Cortez took the stolen truck to his mother’s home in Memphis. Shortly thereafter, [Petitioner], Alvin Walker, and Derrick Anderson arrived at the house in [Petitioner’s] Dodge Intrepid. [Petitioner] offered Cortez and Mathis drugs in exchange for the truck. Then Cortez called his friend, the victim, and told the victim that he had the money he owed him. At the conclusion of the conversation, [Petitioner] asked Cortez what the victim was doing, and Cortez told him that the victim was at work. Cortez said that he knew that [Petitioner] and Walker had wanted to steal from the victim for a long time because the victim had drugs and money in his home. Cortez said he had tried to warn the victim about [Petitioner] on a prior occasion. When [Petitioner], Walker, and Anderson heard that the victim was at work, they decided to burglarize the victim’s home. Cortez said that he refused to help them with the burglary because he viewed the victim as a father figure. Cortez said that he did not warn the victim about the impending burglary that particular day because the victim was at work.

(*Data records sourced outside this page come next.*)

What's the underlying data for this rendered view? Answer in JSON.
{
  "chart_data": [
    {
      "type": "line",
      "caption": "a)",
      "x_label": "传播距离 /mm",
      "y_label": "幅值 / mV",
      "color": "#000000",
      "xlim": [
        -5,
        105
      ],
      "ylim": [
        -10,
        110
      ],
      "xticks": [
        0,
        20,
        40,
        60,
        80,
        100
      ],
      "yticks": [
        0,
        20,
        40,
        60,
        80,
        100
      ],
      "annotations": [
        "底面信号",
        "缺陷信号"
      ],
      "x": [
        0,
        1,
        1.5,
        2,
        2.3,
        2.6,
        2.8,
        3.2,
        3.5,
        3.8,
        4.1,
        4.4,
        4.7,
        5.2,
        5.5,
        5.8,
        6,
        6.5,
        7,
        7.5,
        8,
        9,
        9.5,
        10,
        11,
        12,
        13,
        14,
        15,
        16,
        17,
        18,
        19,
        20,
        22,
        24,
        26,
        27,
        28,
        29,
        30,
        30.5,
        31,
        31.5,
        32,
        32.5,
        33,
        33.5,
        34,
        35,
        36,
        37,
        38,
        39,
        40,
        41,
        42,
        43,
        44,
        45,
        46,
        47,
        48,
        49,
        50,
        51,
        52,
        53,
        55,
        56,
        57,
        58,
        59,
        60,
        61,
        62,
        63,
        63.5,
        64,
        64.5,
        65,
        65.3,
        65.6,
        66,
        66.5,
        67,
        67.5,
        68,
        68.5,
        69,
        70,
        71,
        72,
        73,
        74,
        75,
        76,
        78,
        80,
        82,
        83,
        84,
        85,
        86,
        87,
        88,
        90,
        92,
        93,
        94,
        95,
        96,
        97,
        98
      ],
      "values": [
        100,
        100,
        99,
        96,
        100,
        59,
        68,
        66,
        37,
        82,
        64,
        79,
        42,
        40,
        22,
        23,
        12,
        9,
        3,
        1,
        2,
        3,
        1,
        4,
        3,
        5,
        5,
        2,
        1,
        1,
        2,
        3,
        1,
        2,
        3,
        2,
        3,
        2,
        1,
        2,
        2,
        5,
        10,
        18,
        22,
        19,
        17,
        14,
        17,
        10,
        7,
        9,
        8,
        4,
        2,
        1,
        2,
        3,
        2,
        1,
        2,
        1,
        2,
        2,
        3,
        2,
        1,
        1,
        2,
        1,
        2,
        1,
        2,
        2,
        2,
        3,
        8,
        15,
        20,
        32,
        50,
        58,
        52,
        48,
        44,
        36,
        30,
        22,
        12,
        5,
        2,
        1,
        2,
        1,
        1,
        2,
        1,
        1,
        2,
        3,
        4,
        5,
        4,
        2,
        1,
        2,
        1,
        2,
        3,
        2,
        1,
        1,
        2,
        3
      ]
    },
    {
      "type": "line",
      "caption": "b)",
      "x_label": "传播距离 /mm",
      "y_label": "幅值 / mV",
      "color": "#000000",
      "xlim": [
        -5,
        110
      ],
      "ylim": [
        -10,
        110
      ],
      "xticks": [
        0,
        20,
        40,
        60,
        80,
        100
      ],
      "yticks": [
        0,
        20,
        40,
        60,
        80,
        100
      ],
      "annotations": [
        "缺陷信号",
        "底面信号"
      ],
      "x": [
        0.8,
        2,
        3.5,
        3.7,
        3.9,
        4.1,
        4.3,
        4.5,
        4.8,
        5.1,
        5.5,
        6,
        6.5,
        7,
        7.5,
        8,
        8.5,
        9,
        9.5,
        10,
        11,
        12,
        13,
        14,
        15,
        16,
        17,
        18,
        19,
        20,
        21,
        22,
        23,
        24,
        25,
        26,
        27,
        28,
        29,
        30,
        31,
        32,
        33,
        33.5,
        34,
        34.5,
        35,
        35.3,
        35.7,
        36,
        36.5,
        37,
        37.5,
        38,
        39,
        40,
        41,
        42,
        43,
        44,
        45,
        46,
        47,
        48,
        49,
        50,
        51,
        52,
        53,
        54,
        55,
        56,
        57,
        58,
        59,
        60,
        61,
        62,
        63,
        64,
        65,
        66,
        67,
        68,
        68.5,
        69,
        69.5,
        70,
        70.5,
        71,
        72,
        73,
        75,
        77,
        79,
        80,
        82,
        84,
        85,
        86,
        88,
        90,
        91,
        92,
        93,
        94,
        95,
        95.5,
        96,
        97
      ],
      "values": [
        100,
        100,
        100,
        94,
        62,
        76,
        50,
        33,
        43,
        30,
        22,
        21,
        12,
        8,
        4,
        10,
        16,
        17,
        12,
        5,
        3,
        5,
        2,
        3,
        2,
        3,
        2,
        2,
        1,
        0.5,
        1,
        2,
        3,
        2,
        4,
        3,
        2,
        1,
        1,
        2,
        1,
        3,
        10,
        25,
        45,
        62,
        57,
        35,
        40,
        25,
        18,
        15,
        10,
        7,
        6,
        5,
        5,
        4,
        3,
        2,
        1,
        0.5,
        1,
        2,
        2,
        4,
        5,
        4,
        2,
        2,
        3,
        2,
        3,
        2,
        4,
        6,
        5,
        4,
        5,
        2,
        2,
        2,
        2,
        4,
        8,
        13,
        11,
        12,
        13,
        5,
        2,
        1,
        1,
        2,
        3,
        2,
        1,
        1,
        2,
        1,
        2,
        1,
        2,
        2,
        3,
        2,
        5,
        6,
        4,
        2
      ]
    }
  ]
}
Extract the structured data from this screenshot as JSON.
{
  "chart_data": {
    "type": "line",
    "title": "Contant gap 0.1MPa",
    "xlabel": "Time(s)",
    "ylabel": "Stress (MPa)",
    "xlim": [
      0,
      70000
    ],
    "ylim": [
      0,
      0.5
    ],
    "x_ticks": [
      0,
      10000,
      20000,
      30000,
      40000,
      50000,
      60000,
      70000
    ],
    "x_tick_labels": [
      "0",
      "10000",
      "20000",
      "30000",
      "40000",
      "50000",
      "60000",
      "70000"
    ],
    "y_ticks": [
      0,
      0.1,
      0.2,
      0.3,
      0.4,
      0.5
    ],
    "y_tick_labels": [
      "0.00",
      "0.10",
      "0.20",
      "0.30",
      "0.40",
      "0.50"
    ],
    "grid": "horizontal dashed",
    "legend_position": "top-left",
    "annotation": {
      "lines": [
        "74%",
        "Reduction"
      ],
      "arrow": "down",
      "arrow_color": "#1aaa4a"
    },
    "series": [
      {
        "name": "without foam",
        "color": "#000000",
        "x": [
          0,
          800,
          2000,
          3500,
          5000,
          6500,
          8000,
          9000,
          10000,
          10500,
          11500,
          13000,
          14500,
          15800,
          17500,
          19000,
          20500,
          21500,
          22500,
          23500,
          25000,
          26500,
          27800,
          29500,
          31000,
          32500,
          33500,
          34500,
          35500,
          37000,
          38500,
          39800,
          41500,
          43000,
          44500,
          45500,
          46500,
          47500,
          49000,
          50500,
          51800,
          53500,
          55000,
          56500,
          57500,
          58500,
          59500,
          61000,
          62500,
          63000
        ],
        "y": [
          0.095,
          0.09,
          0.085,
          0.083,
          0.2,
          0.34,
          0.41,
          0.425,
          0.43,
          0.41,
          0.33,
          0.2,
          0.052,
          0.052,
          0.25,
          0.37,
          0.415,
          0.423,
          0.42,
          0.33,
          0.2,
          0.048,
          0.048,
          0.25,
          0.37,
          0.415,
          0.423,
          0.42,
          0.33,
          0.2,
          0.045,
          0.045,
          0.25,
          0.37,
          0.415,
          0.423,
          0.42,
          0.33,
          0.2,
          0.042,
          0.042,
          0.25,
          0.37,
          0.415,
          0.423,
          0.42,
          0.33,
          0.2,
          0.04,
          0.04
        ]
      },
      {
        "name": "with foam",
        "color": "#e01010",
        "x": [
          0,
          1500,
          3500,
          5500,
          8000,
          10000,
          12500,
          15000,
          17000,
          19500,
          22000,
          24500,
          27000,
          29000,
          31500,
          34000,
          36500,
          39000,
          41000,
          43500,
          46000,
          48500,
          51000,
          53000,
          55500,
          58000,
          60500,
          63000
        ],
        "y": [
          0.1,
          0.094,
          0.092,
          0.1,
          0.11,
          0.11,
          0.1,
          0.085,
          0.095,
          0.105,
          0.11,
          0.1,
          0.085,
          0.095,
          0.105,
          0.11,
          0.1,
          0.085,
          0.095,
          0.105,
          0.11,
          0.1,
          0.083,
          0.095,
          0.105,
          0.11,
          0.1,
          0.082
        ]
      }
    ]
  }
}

2 Because Petitioner and two trial witnesses share the last name “Jones,” the Court will refer to the witnesses by their first names, when necessary, to avoid confusion. Walker and Anderson drove to the victim’s house in the stolen truck, and [Petitioner] followed them in his Dodge Intrepid. Cortez said he knew that [Petitioner] usually carried a Tech Nine, an automatic weapon. [Cortez] also observed Walker carrying a .38 revolver the day of the offense.

Shortly after 3:00 p.m., Cortez received a call from [Petitioner] from an unfamiliar number. [Petitioner] informed Cortez that he had been shot in a gun fight and needed help. [Petitioner] told Cortez, “Man, that n[–––––] was at home—he was at home, Cuz [sic]. He shot [Walker], and I had to reach around [Walker] and shoot on him.” Cortez said he was unable to help [Petitioner] and discovered that night that the victim had died in the gun fight. Cortez later identified [Petitioner], Walker, and Mathis from photo lineups. Cortez said he confessed to stealing the truck at the time that he told the police about [Petitioner’s] involvement in the victim’s death. [Cortez] said that the State had not given him an agreement regarding his theft case in exchange for testifying against [Petitioner]. [Cortez] also said he had already served some time in prison for stealing the truck and was currently on parole for that offense.

On cross-examination, Cortez admitted that he knew [Petitioner] would want to know whether the victim was home the day of the offense. [Cortez] also admitted that he did not warn the victim about the impending burglary.